Robert C. Merton, winner of the 1997 Nobel Prize in economics, will rejoin the faculty of the Massachusetts of Institute of Technology’s Sloan School of Management to focus on training students in quantitative finance.
Merton has been at the Harvard Business School for 22 years where he was the John and Natty McArthur University Professor until his retirement at the end of this month. He will retain his association with Harvard, as an emeritus professor.
Merton, 65, will teach in Sloan’s Master of Finance program, which was launched last year, MIT said in a press release.
Only in its second year, the MIT Master in Finance program saw a five-fold increase in number of applications this year. The program received 950 applications for the 2010 incoming class, up from 175 the year before. The one-year program costs $72,000 in tuition. According to its website, the program seeks to address the broader area of finance, instead of financial engineering, a narrow area which suggests "quants and traders only". With a brand new building recently added, the university is studying the viability of expanding the MFin program's class size from 60 in the near future.
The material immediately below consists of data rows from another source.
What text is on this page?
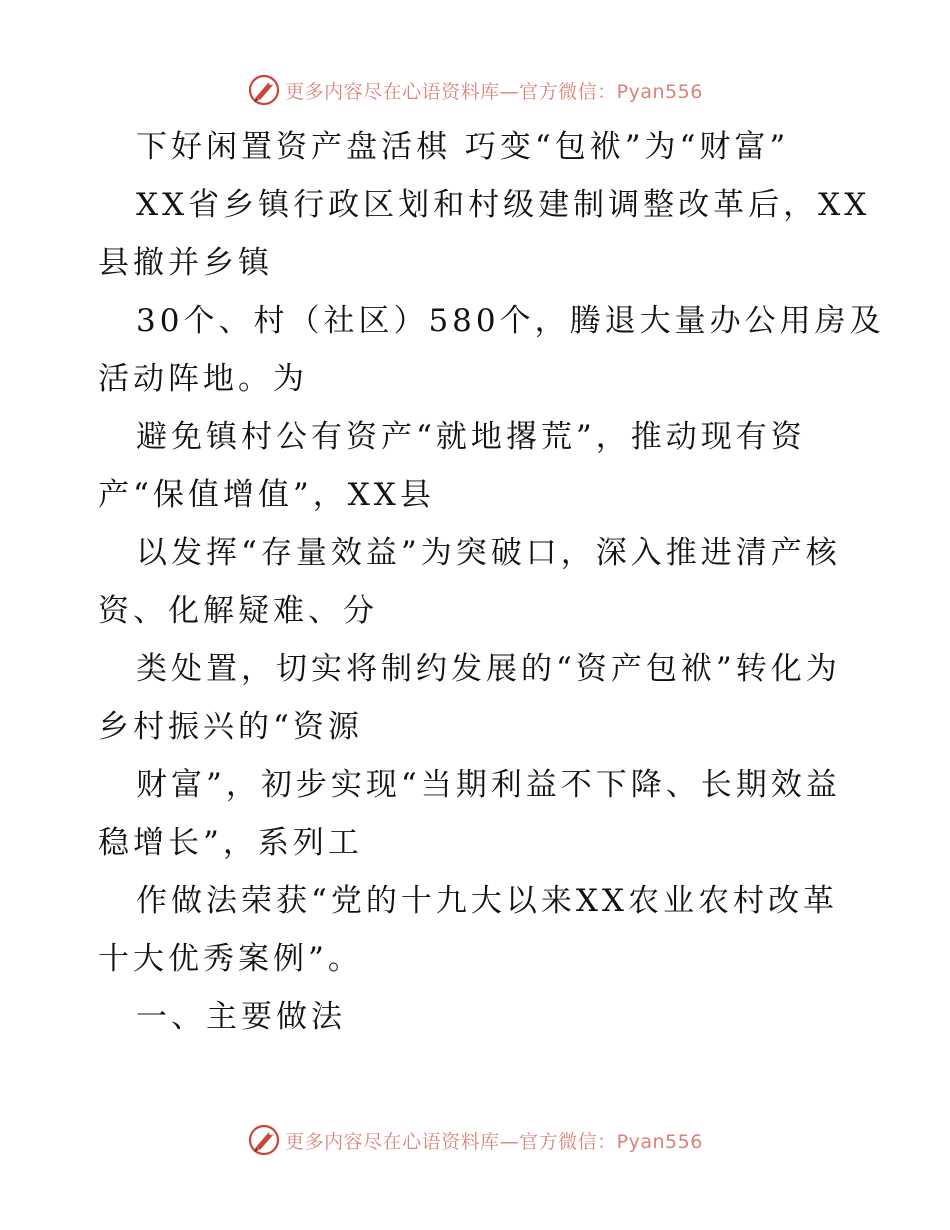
更多内容尽在心语资料库—官方微信：Pyan556
下好闲置资产盘活棋 巧变“包袱”为“财富”
XX省乡镇行政区划和村级建制调整改革后，XX
县撤并乡镇
30个、村（社区）580个，腾退大量办公用房及
活动阵地。为
避免镇村公有资产“就地撂荒”，推动现有资
产“保值增值”，XX县
以发挥“存量效益”为突破口，深入推进清产核
资、化解疑难、分
类处置，切实将制约发展的“资产包袱”转化为
乡村振兴的“资源
财富”，初步实现“当期利益不下降、长期效益
稳增长”，系列工
作做法荣获“党的十九大以来XX农业农村改革
十大优秀案例”。
一、主要做法
更多内容尽在心语资料库—官方微信：Pyan556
Reached by phone in Boston, Andrew Lo - Director, MIT Laboratory for Financial Engineering told Quant Network that Merton will teach a newly designed course which is currently under development. His return secured only days earlier, Merton will help MIT establish a financial research center where government agencies and private companies can tap into the university's vast technical resource and finance expertise, said Lo.
In addition to teaching and research, Merton will be involved in leading conferences and executive education seminars aimed at providing sophisticated financial training for senior managers and regulators. He will take up his new role on July 1.
In 1997, Merton was awarded the Nobel Memorial Prize in Economic Sciences with Myron Scholes (of the famed Black-Scholes formula) for their work on stock options. Together with Myron Scholes, Merton was among the board of directors of Long-Term Capital Management (LTCM), a hedge fund that failed spectacularly in 1998 after losing $4.6 billion in less than four months.
“We need people in the private sector, but also in finance ministries, and central banks who understand how the system works, and how to improve it,” said Merton. “We need people with strong quantitative skills who understand complex instruments and how risk is transferred; we need people who know how to build models, but who also have the breadth of finance knowledge and judgment to make sound abstractions and know well the models’ limitations, the art of the science. MIT, because of its history, its culture, and its approach, is the ideal place to take up this task of educating the next generation, and to do it on a large enough scale to have a macro effect.”
Merton said he will also continue his work on the development of a next-generation pension system. His Nobel Prize-winning work, which he began at MIT, where he earned his Ph.D. and was on the faculty for 18 years before moving to Harvard, focused on a method for determining the value of derivatives.